= Ælnoth of Canterbury =

English monk

Ælnoth or Ailnoth was an Anglo-Saxon Benedictine monk from Canterbury who settled in Denmark, and is known as author of a legend of the Danish king Saint Canute (Canute IV), who had been killed in Odense in 1086 and was canonized by the Pope 1100 or 1101.

==Life==

Ælnoth may have been prior in the Benedictine community founded in Odense as a daughter house of the Abbey at Evesham. According to the Danish historian Hans Olrik, who wrote the biography of Ælnoth in the first edition of the Danish biographical reference work Dansk biografisk lexikon, Ælnoth came to Denmark and Odense about 1100; he there had compatriots called in earlier by King Eric for the new cathedral planned as the burial church for the slain King Canute, his older brother (in other words at some point after the death of Canute in 1086). However, it has also been suggested that he came as early as 1085, accompanying relics of Saint Alban.

Other than his origins in Canterbury, little is known about the life of Ælnoth, with even the dates of his arrival in Denmark and when he wrote the 'Life and Passion of St Canute' being uncertain. There are hints at persecution from which Ælnoth considered himself the object, possibly from a priest higher up in the hierarchy. According to Olrik, Ælnoth shows familiarity with Denmark and Danish customs, but little sympathy for the Danes, and appears to hate the Normans who had caused him to leave his own country.

==Work==

When he had been in Denmark 24 years (perhaps between 1109 and 1122, depending on the date he can be assumed to have arrived in Denmark), he wrote his Latin Vita et Passio S. Canuti (English: Life and Passion of St Canute).
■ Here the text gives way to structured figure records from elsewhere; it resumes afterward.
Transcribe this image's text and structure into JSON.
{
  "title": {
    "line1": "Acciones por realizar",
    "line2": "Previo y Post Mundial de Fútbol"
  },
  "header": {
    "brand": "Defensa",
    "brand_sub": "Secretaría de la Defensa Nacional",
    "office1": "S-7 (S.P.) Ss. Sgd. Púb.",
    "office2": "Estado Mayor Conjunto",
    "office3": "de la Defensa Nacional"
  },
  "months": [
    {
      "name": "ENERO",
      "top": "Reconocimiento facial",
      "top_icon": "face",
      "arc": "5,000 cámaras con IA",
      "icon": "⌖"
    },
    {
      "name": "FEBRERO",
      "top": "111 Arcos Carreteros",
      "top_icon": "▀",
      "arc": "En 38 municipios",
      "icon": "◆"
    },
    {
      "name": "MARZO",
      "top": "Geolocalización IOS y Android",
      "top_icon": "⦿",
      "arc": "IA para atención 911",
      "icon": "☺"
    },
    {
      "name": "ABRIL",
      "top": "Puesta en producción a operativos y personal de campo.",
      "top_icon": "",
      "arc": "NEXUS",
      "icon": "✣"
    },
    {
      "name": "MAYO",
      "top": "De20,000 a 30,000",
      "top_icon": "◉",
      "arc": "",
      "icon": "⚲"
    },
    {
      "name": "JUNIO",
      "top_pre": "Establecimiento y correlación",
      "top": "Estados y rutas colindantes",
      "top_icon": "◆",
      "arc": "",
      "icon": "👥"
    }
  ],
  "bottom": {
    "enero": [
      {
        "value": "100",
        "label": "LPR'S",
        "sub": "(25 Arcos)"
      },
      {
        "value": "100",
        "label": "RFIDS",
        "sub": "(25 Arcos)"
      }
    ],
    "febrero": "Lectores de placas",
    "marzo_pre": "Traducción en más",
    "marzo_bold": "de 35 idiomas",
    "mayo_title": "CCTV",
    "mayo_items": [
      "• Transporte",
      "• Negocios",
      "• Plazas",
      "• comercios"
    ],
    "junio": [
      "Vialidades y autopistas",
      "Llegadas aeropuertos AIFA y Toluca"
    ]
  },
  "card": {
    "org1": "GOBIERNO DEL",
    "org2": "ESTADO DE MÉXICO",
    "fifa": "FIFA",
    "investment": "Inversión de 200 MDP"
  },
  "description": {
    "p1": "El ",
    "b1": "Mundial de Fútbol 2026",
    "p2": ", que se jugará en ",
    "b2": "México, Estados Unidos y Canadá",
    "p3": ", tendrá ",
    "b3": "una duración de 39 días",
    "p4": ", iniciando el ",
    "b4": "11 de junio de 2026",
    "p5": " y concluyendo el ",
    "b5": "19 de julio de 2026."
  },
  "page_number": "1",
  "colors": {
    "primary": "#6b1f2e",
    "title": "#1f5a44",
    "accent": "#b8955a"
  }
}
Olrik calls it "one of the most important sources for the history of Denmark in the Middle Ages". According to Olrik, Ælnoth is unusually frank as he, despite his awe of his hero, nevertheless hints at the faults of the violent king. He switches between prose and poetry in a way Olrik defines as typically Anglo-Saxon. The legend is dedicated to King Niels, and is more generally written with the political purpose of supporting the claims of the dynasty of the sons of Sweyn Estridson.

Early printed editions of Ælnoth's Life of Saint Canute include Historia S. Canuti Regis et Martyris, Othoniæ sepulti, printed in Copenhagen 1602. A more recent edition is Gesta Swenomagni regis et filiorum eius passio gloriasissimi Canuti regis et martyris, in Martin Clarentius Gertz, ed., Vitae sanctorum Danorum (Copenhagen 1908-12), p. 77-136. A recent Danish translation is Ælnoths Krønike, translated by Erling Albrectsen (Odense: Odense Universitetsforlag, 1984). A "rough and partial" English translation of the work was made available by Laura Gazzoli in 2020.